– Ну в этом смысле, конечно, да. Смотри, жара-то сегодня какая. Я вот думаю, а если этот двинутый разлагаться начнёт… А? Вони-то от него сколько. Я потом как работать-то буду? Да и вообще… Уж лучше пусть народу побольше приходит. Одной-то жутко. Попрошу, чтобы разряд мне повысили, пригрожу, что уволюсь, если зарплату не захотят прибавить.

– Завтра, – сказал я, – надеюсь, увезут труп. Так что не дрейфь. Всё образуется. А прибавку проси – это мысль правильная.

– Да-да. Обязательно попрошу. Думаешь, послушают?

– Послушают. Ты у нас в деревне человек незаменимый.

– Это точно, – не без удовольствия согласилась Вера.

Для пущей надёжности и, главным образом, для информативности я наклеил жёлтую, в чёрных полосках ленту на центральном входе, и на этом мы с Верой попрощались, по крайней мере, до завтра, когда она потребуется для составления протокола.

Толпа возле почты понемногу рассосалась. Однако это не означало, что интерес к случившемуся угас. Событие похожего масштаба случалось в Подковах только однажды и связано было с трагедией, разыгравшейся на песчаном карьере. Но было это двенадцать лет назад. А все эти годы, что пронеслись с той поры, подковцы скучали, занимаясь вопросами исключительно бытовыми и мало по-настоящему интересными. Кому-нибудь вполне могла придти в голову идея проникнуть ночью на почту и своими глазами увидеть то, о чём я запретил рассказывать кому бы то ни было и Марине, и Вере. Мне показалось, что будет не лишним держать подробности происшествия в секрете до тех пор, пока не пришлют официально уполномоченных для этого дела лиц.

Пока я возвращался в отделение, ко мне по дороге успел прицепиться с вопросами дядя Гена, и я смог убедиться в силе эффекта сломанного телефона, в который мы любили играть в детстве. Многие, наверное, помнят эту игру: водящий произносит скороговоркой какое-нибудь слово, а другие участники передают услышанное и понятое по-своему по цепочке крайнему из играющих. Конечный результат неизменно всех веселил.

– Лёш, – сказал дядя Гена, семеня за мною вдоль переулка. – Правду говорят, что на почту забежал какой-то мутант и покусал Верку?

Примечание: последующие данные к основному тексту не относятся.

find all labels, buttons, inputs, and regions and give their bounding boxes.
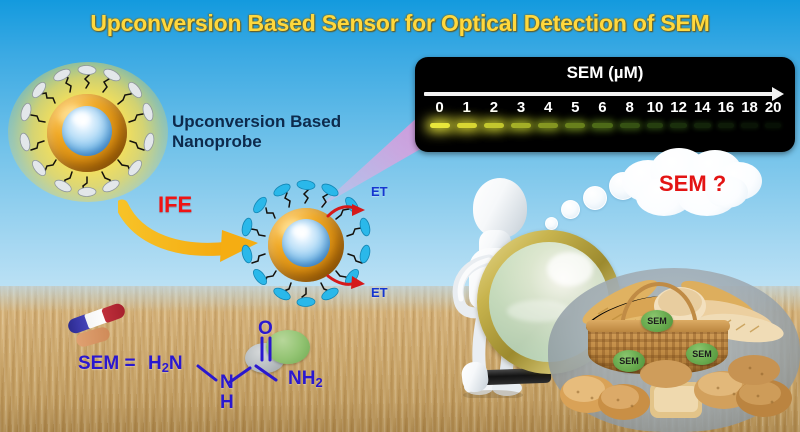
nanoprobe-label-line2: Nanoprobe [172,132,341,152]
luminescence-band-0 [430,123,450,128]
tick-label-1: 1 [453,99,480,116]
luminescence-band-14 [694,123,711,128]
surface-ligands-and-particles [8,62,168,202]
formula-prefix: SEM = [78,353,136,375]
tick-label-10: 10 [643,99,667,116]
tick-label-12: 12 [667,99,691,116]
luminescence-band-3 [511,123,531,128]
et-label-top: ET [371,184,388,199]
formula-bonds [140,310,320,410]
bread-loaves [558,352,794,428]
et-label-bottom: ET [371,285,388,300]
tick-label-6: 6 [589,99,616,116]
figure-head [473,178,527,238]
sem-tag: SEM [613,350,645,372]
nanoprobe-with-analyte [232,176,380,312]
sem-tag: SEM [641,310,673,332]
tick-label-18: 18 [738,99,762,116]
thought-text: SEM ? [659,171,726,197]
figure-canvas: Upconversion Based Sensor for Optical De… [0,0,800,432]
luminescence-band-1 [457,123,477,128]
luminescence-band-4 [538,123,558,128]
analyte-particles-and-ligands [232,176,380,312]
panel-title: SEM (µM) [415,63,795,83]
luminescence-band-20 [765,123,782,128]
tick-label-16: 16 [714,99,738,116]
luminescence-band-8 [620,123,640,128]
luminescence-band-18 [741,123,758,128]
sem-concentration-panel: SEM (µM) 01234568101214161820 [415,57,795,152]
tick-label-3: 3 [507,99,534,116]
luminescence-band-16 [718,123,735,128]
luminescence-band-5 [565,123,585,128]
nanoprobe-label: Upconversion Based Nanoprobe [172,112,341,152]
tick-label-20: 20 [761,99,785,116]
nanoprobe-upconversion [8,62,168,202]
tick-label-0: 0 [426,99,453,116]
luminescence-band-12 [670,123,687,128]
tick-label-14: 14 [690,99,714,116]
tick-label-8: 8 [616,99,643,116]
tick-label-4: 4 [535,99,562,116]
nanoprobe-label-line1: Upconversion Based [172,112,341,132]
tick-label-5: 5 [562,99,589,116]
concentration-axis-line [424,92,774,96]
tick-label-2: 2 [480,99,507,116]
luminescence-band-6 [592,123,612,128]
luminescence-band-2 [484,123,504,128]
page-title: Upconversion Based Sensor for Optical De… [0,10,800,37]
sem-tag: SEM [686,343,718,365]
luminescence-band-10 [647,123,664,128]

– Какой мутант, дядя Ген? Вы о чём?

– Да знаем мы, – хитро сощурился он. – Рыбаки, что в ночную уезжают на озеро в Глыбах, рассказывают.

– Что рассказывают?

– Видели они там этих мутантов. Есть псы светящиеся, а есть с виду похожие на людей. Даже одёжка кой-какая имеется. Предпочитают всё камуфляжное, чтоб шибко не выделяться в лесу летом. А глаза светятся в темноте, и вместо пальцев стальные крючья. Фёдора позапрошлый год утащили. Нашли его через три дня в болотах, места живого на нём не было. Только мычал как корова, всё «му» да «му». Недолго промучился, на следующее утро в больничке областной и скончался. Сам знаешь. На счёт людей утверждать не буду, сам не видел. Но с собаками этими встретиться один раз пришлось.

– Позапрошлый год, говорите? Так я ж тут всего год у вас участковый. И ни про какого Фёдора я не слышал.

– Да? – удивился мужчина. – Надо же. А мне казалось, что ты тут лет пять как. Значит, про Фёдора не слыхал?

– Дядя Ген, – нетерпеливо промолвил я, – ну какие мутанты? Какие крючья? Это в американских фильмах Фреди Крюгеры да мутанты. Ну что вы, ей богу. Двадцатый век на дворе. Если бы в нашей округе водились монстры, я узнал бы о них первый. А поскольку о таком мне никто не докладывал, то, стало быть, и нет ничего такого.

– А утром ты от кого тика́л? – дядя Гена посмотрел на меня так, словно поймал с поличным.

Мне и в самом деле сделалось неудобно. Не хотелось вдаваться в подробности своих похождений, но и промолчав, я бы только укрепил сомнения этого человека.